The scope of the journal extends to the environmental, management and economic aspects of biomass and bioenergy.
Key areas covered by the journal:
• Biomass: sources, energy crop production processes, genetic improvements, composition. Please note that research on these biomass subjects must be linked directly to bioenergy generation.
• Biological Residues: residues/rests from agricultural production, forestry and plantations (palm, sugar etc), processing industries, and municipal sources (MSW). Papers on the use of biomass residues through innovative processes/technological novelty and/or consideration of feedstock/system sustainability (or unsustainability) are welcomed. However waste treatment processes and pollution control or mitigation which are only tangentially related to bioenergy are not in the scope of the journal, as they are more suited to publications in the environmental arena.
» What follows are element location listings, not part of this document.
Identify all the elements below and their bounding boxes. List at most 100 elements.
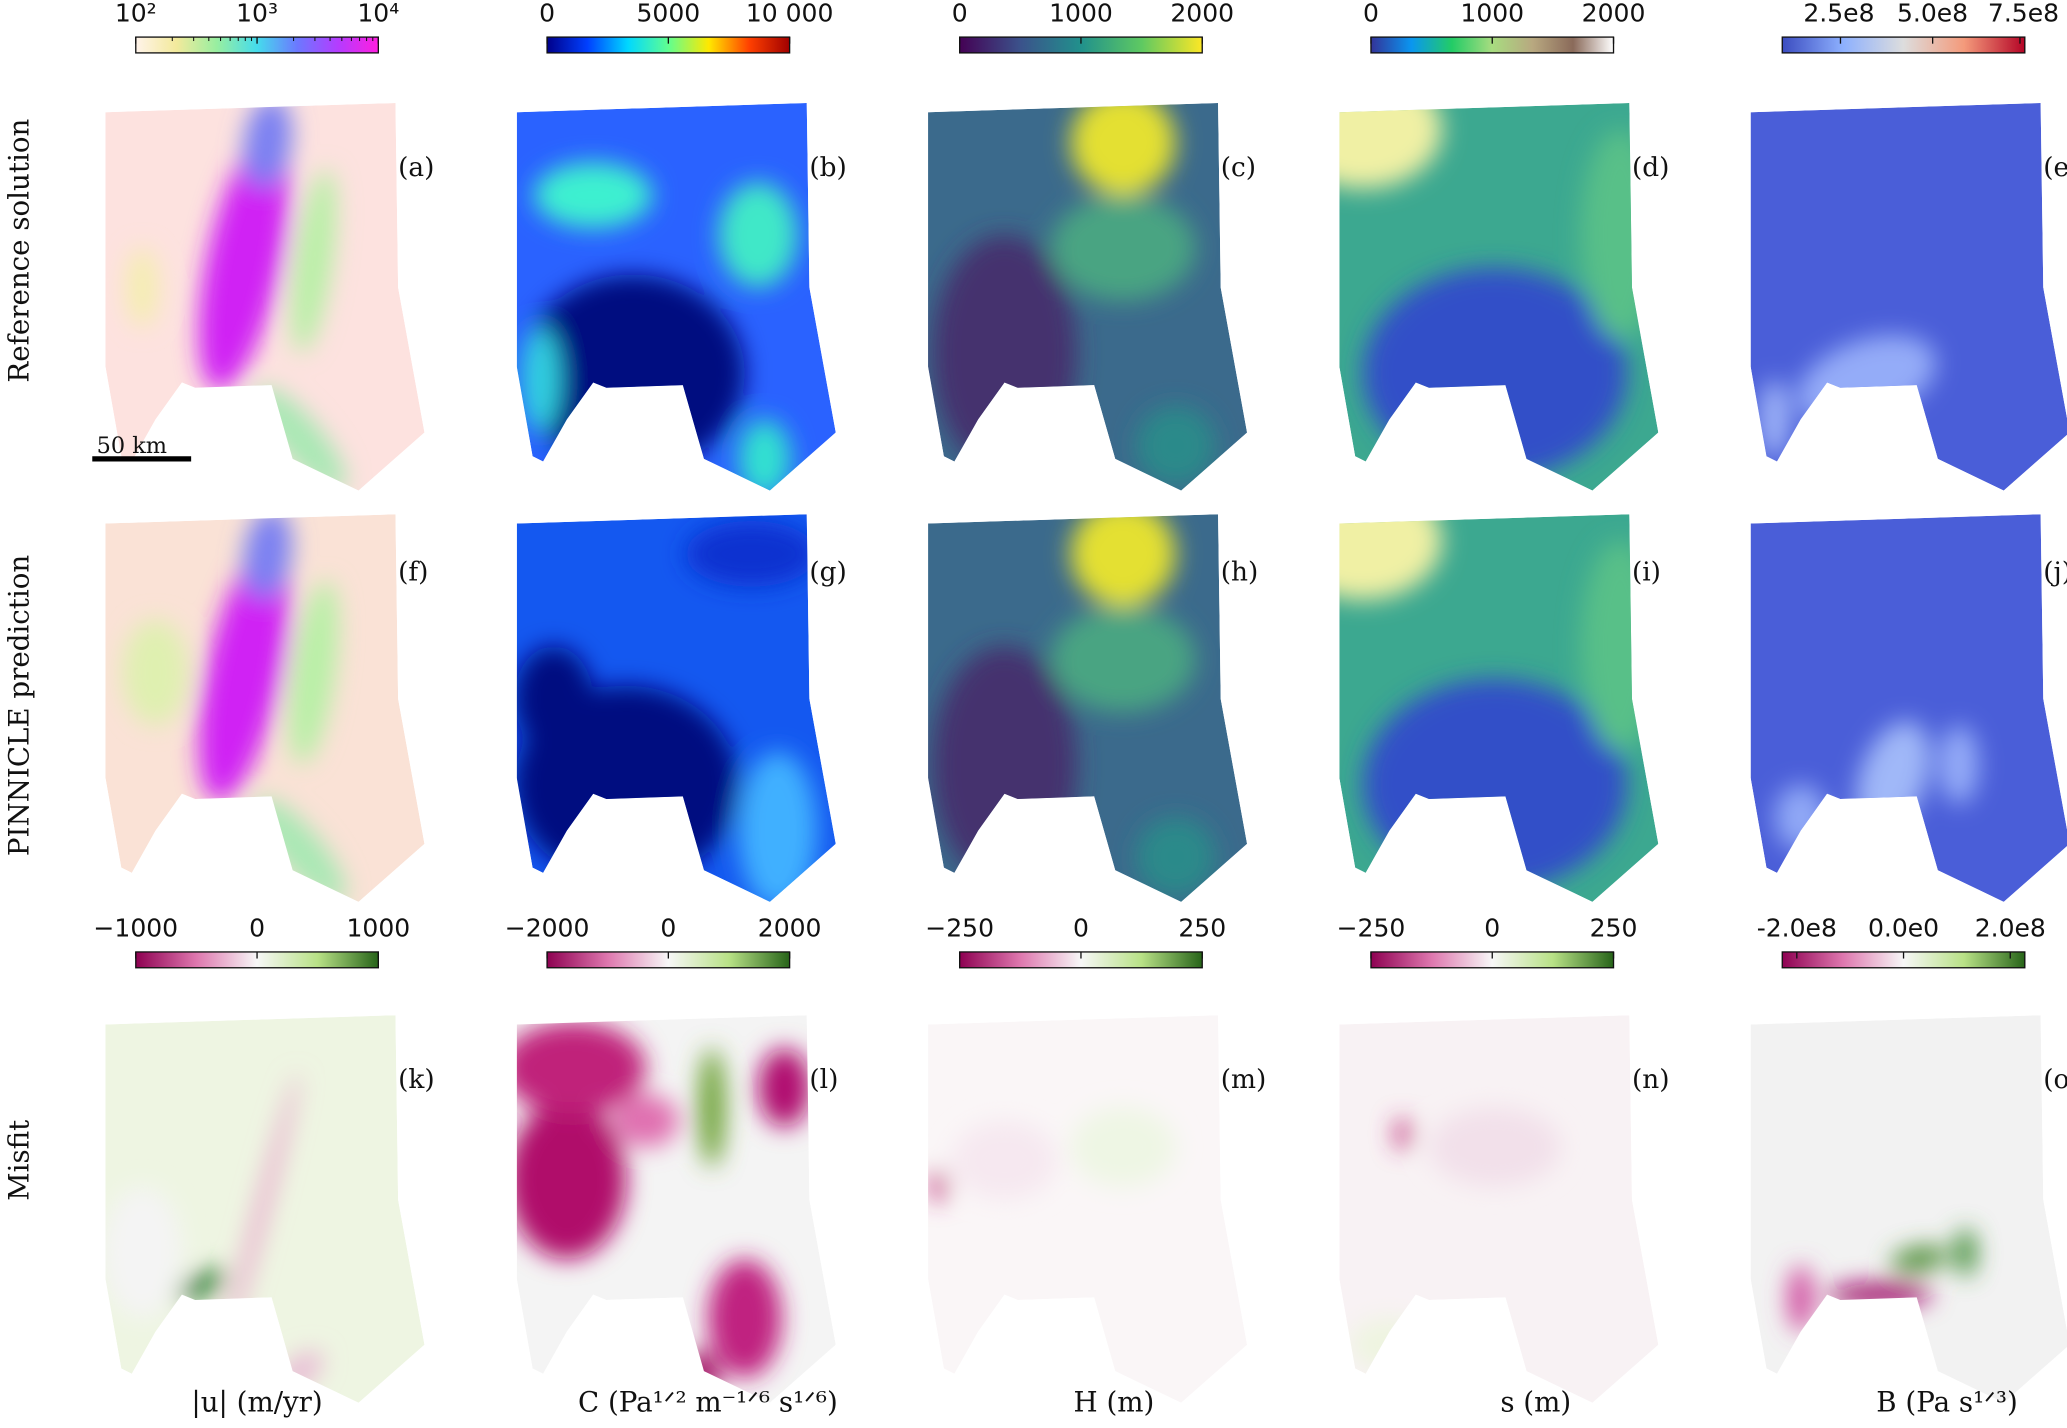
panel-label: (c): [1221, 153, 1256, 183]
row-label: Misfit: [3, 1120, 36, 1201]
map-domain: [928, 514, 1248, 902]
map-feature: [931, 646, 1078, 884]
map-panel: [1339, 514, 1659, 902]
map-field: [930, 1107, 1176, 1203]
map-feature: [1363, 267, 1627, 479]
panel-label: (o): [2043, 1065, 2067, 1095]
map-feature: [243, 514, 292, 600]
map-feature: [126, 248, 159, 328]
panel-label: (a): [398, 153, 434, 183]
map-feature: [1954, 1228, 1977, 1277]
colorbar-tick-label: 250: [1178, 914, 1226, 943]
map-feature: [738, 751, 818, 902]
colorbar-tick-label: −250: [925, 914, 994, 943]
colorbar-tick-label: 10²: [115, 0, 157, 28]
panel-label: (j): [2043, 558, 2067, 588]
map-feature: [1349, 1318, 1429, 1372]
map-feature: [1939, 725, 1979, 805]
colorbar-tick-label: −250: [1337, 914, 1406, 943]
map-feature: [951, 1120, 1058, 1200]
map-domain: [1750, 102, 2067, 491]
panel-label: (h): [1221, 558, 1259, 588]
map-panel: [928, 102, 1248, 491]
panel-label: (k): [398, 1065, 435, 1095]
map-domain: [928, 1015, 1248, 1403]
colorbar-tick-label: 0: [1073, 914, 1089, 943]
map-feature: [1136, 817, 1216, 897]
map-feature: [1339, 514, 1443, 600]
colorbar-tick-label: −2000: [505, 914, 590, 943]
colorbar-tick-label: 2.5e8: [1803, 0, 1874, 28]
map-feature: [1339, 102, 1443, 189]
panel-label: (g): [809, 558, 846, 588]
map-panel: [105, 514, 425, 902]
map-domain: [1750, 1015, 2067, 1403]
panel-label: (e): [2043, 153, 2067, 183]
map-feature: [291, 169, 337, 353]
map-feature: [1758, 379, 1791, 459]
map-feature: [1136, 406, 1216, 486]
map-feature: [738, 419, 791, 491]
map-feature: [930, 1170, 947, 1203]
map-feature: [757, 1048, 811, 1128]
map-panel: [1750, 102, 2067, 491]
scale-bar-label: 50 km: [97, 433, 167, 459]
panel-label: (l): [809, 1065, 838, 1095]
colorbar-tick-label: 5.0e8: [1897, 0, 1968, 28]
colorbar-tick-label: 0: [1484, 914, 1500, 943]
colorbar-tick-label: 250: [1590, 914, 1638, 943]
map-feature: [685, 520, 818, 587]
colorbar-tick-label: 1000: [346, 914, 410, 943]
map-feature: [198, 132, 290, 391]
map-domain: [1339, 1015, 1659, 1403]
quantity-label: B (Pa s¹ᐟ³): [1876, 1386, 2018, 1419]
map-feature: [707, 1259, 782, 1378]
map-feature: [178, 1269, 226, 1302]
map-panel: [928, 1015, 1248, 1403]
map-feature: [122, 619, 189, 726]
colorbar-tick-label: 0: [1363, 0, 1379, 28]
colorbar-tick-label: 1000: [1049, 0, 1113, 28]
map-feature: [243, 102, 292, 189]
map-domain: [1750, 514, 2067, 902]
colorbar-tick-label: −1000: [93, 914, 178, 943]
colorbar-tick-label: 2000: [758, 914, 822, 943]
map-feature: [1774, 784, 1828, 851]
colorbar-tick-label: 0.0e0: [1868, 914, 1939, 943]
map-feature: [718, 182, 798, 288]
colorbar-tick-label: 0: [952, 0, 968, 28]
map-feature: [516, 646, 594, 752]
map-panel: [1750, 514, 2067, 902]
colorbar-tick-label: 5000: [636, 0, 700, 28]
colorbar-tick-label: 7.5e8: [1988, 0, 2059, 28]
map-feature: [520, 327, 561, 433]
colorbar: [1781, 36, 2026, 54]
map-feature: [1363, 679, 1627, 890]
panel-label: (b): [809, 153, 846, 183]
map-panel: [1339, 1015, 1659, 1403]
map-feature: [931, 234, 1078, 473]
quantity-label: |u| (m/yr): [191, 1386, 322, 1419]
panel-label: (m): [1221, 1065, 1267, 1095]
row-label: PINNICLE prediction: [3, 555, 36, 856]
colorbar-tick-label: 2000: [1170, 0, 1234, 28]
panel-label: (f): [398, 558, 428, 588]
map-panel: [105, 1015, 425, 1403]
map-feature: [533, 162, 653, 229]
map-feature: [222, 1072, 300, 1354]
map-feature: [516, 1100, 627, 1260]
map-feature: [1787, 1265, 1814, 1332]
map-panel: [928, 514, 1248, 902]
colorbar-tick-label: 10³: [236, 0, 278, 28]
map-feature: [1070, 514, 1176, 607]
map-panel: [1750, 1015, 2067, 1403]
quantity-label: H (m): [1074, 1386, 1155, 1419]
colorbar-tick-label: 0: [249, 914, 265, 943]
map-field: [122, 514, 346, 902]
colorbar-tick-label: -2.0e8: [1757, 914, 1837, 943]
map-panel: [516, 102, 836, 491]
map-feature: [516, 1021, 646, 1115]
map-feature: [1890, 1246, 1948, 1272]
map-feature: [1070, 102, 1176, 196]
Papers that describe conventional waste streams (ie well described in existing literature) that do not empirically address ''new'' added value from the process are not suitable for submission to the journal.
• Bioenergy Processes: fermentations, thermochemical conversions, liquid and gaseous fuels, and petrochemical substitutes
• Bioenergy Utilization: direct combustion, gasification, electricity production, chemical processes, and by-product remediation
• Biomass and the Environment: carbon cycle, the net energy efficiency of bioenergy systems, assessment of sustainability, and biodiversity issues.